Having struggled though some dark periods herself, Mary sees music as the ultimate cure. “Oh yes the amount of people I get letters from tell me I’ve got them through a really hard time, I was diagnosed with cancer or my father died or my husband died. A song that might have helped them. I think that music is incredibly therapeutic. You lose yourself in the moment of what’s happening with the music and you can let go of the stress and whatever it is that’s on your mind.
“I have had dark times and you never know when it’s going to kick in. People say to me sure why would you be depressed? You’ve no money worries and you have a husband and you have three kids but that’s not relevant in the slightest when you’re depressed. It really is an awful thing on anybody to be stricken down by it and that’s why I talk about it. it’s not something to be embarrassed by and it can happen anybody and I’ve had a few bouts of it in my day but thankfully I’ve been ok for the last eight to ten years. I only really had two bouts where I had to go on medication in my whole life. It’s not too bad.”
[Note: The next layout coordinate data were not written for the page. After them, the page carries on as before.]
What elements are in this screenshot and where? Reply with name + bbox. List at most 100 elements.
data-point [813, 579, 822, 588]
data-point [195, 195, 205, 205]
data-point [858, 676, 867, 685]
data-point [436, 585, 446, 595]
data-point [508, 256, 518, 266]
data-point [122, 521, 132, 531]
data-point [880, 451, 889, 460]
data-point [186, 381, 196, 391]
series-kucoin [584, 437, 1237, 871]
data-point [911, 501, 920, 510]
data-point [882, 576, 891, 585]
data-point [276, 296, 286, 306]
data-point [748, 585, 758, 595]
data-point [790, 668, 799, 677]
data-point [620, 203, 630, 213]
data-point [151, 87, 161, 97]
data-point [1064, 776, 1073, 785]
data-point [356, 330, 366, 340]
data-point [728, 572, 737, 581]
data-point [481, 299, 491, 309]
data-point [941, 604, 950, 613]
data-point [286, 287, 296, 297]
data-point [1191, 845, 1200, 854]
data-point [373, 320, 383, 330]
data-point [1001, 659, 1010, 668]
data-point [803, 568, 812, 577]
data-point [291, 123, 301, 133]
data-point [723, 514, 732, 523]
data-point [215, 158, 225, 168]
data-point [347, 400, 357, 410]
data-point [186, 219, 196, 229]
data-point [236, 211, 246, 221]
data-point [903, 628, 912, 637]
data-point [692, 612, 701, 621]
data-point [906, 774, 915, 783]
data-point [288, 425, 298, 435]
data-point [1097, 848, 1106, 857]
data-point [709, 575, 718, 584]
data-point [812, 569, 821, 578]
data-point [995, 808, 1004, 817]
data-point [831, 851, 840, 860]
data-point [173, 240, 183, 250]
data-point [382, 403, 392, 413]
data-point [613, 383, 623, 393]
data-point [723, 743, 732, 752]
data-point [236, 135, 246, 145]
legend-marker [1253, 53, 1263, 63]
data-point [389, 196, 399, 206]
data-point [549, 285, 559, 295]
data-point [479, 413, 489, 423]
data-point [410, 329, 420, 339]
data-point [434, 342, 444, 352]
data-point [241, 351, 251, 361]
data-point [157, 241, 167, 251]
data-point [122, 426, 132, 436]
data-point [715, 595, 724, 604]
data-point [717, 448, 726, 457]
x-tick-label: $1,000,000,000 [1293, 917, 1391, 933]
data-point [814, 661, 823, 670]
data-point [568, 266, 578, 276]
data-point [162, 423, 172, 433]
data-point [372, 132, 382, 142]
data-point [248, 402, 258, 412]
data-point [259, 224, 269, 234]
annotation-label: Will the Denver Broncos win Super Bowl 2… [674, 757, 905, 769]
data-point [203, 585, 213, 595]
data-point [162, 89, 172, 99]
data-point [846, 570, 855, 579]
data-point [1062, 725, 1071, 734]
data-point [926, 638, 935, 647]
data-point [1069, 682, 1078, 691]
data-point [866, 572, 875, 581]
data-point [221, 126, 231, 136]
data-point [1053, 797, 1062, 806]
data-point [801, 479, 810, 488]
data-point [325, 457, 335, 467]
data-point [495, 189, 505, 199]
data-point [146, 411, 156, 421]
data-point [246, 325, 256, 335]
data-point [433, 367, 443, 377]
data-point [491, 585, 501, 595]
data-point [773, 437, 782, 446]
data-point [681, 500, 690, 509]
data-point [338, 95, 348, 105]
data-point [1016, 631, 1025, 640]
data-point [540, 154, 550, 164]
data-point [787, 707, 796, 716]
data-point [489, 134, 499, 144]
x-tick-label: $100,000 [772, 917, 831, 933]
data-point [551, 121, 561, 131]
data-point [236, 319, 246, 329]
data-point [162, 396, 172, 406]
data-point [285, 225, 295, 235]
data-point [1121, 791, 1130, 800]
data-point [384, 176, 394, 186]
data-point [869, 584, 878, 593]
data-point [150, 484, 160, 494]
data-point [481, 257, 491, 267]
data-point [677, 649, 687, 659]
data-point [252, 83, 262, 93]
A battle royale didn’t quite take place in the Black/O’Reilly household over that No 1 slot and right now Mary is making the most of Danny because in January he’s moving to London to be with his girlfriend, tv presenter Laura Whitmore who has recently been out in Australia for I’m a Celebrity . . . Get Me Out of Here! “Laura is a lovely girl but the good thing about Danny moving to London is that when he’s back here he’s going to have to move back into our house because he won’t have a place in Dublin!” says Mary. “So I get him back because I miss him and I like having him in the house and we’ve loads of space.”
Mary Black plays The Abbey Hotel, Donegal, Dec 28, the INEC, Killarney, Dec 29, Cork Opera House, Benefit Concert in aid of Chernobyl Children’s Charity, Feb 18 2012 and The Grand Canal Theatre on May 13 2012.